In the film, the term, 'Come from Away' was meant as a term of endearment, meaning, the folks who are not from there, nothing more or less. It’s a term that I’ve long believed is a made-up phrase that locals don’t really use. People who aren’t from here might call themselves a 'Come from Away,' but I, nor anyone I know, identify a new resident as a come from away. But is "Come from Away" not just a title but a way people are treated?
This conversation recently came up at one of our weekly NOW Lunenburg County meetings when discussing the plight of some new Lunenburg County residents who called us, asking for help getting, well, help! These folks, and there have been more than just one, lamented the inability to get tradespeople and have shared a concern that it’s because they’re new to the area, or “come from aways” if you will. I explained that I highly doubt that. I shared how I struggled to find a roofer. Contractors, plumbers, electricians, they’re all in high demand.
But some folks are convinced it’s the result of not being connected to the right people. After hearing a similar story for the third time, I thought, am I wrong? Perhaps I live in an idealistic world. Maybe the term 'come from away' isn’t a made-up term but is an actual thing that is another barrier prohibiting people from moving here and successfully creating a life here. Maybe ‘come from aways’ aren’t just struggling to hire tradespeople, but they’re also struggling to find friends, groups and their own community.

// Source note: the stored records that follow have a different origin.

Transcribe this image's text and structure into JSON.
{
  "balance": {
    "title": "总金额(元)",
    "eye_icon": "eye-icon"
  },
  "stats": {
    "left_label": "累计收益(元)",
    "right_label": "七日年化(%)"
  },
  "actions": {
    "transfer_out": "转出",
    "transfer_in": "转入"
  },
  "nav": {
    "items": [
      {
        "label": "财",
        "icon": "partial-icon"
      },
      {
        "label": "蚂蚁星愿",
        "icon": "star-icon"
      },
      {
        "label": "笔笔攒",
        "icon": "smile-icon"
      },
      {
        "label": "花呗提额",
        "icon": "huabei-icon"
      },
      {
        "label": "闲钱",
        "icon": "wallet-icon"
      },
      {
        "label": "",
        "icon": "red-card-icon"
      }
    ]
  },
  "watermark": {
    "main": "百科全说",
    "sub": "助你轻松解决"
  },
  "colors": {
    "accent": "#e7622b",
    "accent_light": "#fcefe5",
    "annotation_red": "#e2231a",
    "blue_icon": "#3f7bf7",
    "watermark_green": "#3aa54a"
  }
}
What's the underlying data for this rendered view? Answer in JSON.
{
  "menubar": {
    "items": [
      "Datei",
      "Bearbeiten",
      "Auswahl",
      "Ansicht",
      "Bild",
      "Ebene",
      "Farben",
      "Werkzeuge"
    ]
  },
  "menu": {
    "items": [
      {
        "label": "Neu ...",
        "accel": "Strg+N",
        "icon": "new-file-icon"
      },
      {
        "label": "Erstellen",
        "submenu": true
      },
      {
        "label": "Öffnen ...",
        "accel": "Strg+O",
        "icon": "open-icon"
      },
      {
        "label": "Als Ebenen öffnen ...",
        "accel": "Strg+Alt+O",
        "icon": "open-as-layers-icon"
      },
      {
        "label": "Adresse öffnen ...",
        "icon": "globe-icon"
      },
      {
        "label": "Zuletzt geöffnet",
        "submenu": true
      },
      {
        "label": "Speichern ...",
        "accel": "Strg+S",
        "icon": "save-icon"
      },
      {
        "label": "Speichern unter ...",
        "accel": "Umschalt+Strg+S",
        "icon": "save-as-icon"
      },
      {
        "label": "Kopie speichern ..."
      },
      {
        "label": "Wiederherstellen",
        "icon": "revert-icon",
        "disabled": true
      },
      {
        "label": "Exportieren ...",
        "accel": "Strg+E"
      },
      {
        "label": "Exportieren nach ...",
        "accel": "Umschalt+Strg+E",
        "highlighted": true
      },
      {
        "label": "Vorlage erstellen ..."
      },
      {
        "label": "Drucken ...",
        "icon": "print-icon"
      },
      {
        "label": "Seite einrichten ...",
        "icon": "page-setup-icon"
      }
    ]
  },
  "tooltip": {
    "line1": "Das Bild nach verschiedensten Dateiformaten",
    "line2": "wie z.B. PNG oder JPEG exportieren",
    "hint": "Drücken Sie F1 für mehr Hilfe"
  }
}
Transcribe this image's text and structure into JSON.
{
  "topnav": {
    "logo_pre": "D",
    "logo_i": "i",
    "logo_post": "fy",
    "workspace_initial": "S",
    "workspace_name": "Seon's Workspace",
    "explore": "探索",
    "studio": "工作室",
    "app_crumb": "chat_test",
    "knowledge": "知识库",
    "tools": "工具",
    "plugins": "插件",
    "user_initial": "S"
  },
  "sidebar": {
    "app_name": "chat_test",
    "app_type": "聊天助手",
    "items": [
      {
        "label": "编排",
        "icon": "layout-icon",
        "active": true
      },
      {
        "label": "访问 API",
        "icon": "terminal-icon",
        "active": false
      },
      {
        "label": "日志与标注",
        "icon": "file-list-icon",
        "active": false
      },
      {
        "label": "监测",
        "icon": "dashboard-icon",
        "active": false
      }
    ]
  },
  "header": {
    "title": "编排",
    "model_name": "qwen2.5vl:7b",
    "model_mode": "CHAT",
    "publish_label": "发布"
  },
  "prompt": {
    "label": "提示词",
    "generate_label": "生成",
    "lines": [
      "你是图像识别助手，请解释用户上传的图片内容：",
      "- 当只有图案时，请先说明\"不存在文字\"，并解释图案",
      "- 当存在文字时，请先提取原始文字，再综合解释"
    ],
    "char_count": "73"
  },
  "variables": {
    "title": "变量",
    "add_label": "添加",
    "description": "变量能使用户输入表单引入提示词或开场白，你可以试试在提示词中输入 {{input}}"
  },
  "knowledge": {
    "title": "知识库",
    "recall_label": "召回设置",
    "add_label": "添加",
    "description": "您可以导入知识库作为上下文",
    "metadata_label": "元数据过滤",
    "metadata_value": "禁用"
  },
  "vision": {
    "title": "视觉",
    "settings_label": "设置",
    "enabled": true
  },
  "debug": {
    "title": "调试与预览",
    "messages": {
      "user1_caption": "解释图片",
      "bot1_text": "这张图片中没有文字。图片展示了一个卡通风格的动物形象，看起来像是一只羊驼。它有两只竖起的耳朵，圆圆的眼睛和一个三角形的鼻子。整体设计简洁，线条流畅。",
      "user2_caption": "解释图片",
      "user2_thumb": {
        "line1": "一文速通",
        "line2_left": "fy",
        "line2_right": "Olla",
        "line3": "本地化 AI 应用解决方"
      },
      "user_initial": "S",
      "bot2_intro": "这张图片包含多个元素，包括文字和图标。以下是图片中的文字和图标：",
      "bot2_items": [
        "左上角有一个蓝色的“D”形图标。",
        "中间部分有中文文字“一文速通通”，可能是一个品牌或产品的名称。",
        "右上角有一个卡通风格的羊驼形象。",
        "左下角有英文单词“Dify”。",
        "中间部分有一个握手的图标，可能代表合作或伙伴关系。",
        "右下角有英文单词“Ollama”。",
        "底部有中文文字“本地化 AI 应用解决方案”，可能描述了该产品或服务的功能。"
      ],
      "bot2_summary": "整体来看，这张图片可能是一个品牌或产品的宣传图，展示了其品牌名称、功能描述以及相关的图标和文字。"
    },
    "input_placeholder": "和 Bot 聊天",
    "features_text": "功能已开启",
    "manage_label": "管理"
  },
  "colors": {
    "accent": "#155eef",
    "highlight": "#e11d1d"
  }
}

What if local employers, the same employers who have shared that they're struggling to find staff, are missing people who are right under their nose because these new people aren't connected to the right people? These new people, we're told, might not even know where to start or who to talk to in their industry to begin their job search.
So, what can we do about it?
Can we first remove the term "Come from Aways" unless you're talking about the play? Or if you like the term and want to call yourself that? But to identify someone as a, "CFA" feels a little bit like calling me a "local". Both terms are accurate but depending on how they’re used they can be derogatory. I really don't like that. Can we just remove the labels?
But what else can we do about it? Well, we can share the one thing that we '’locals” know, and that's the experience of living here. I recently met a new, lovely couple, Howard, and Judy. Howard came from the financial sector in Ontario and knew very few people. I simply sent out an email to the people I knew would know far more about the opportunities in that industry than I do. I introduced them via email and days later, he was employed.
My request is two-parts: First, can we stop thinking of people in two groups, from here or not, and instead, think of us all in one lovely group; people who have chosen to make Lunenburg County our home? And second, recognize that if we connect the right people together, we're helping to build a strong community for everyone.
Tina Hennigar is the population growth coordinator for NOW Lunenburg County.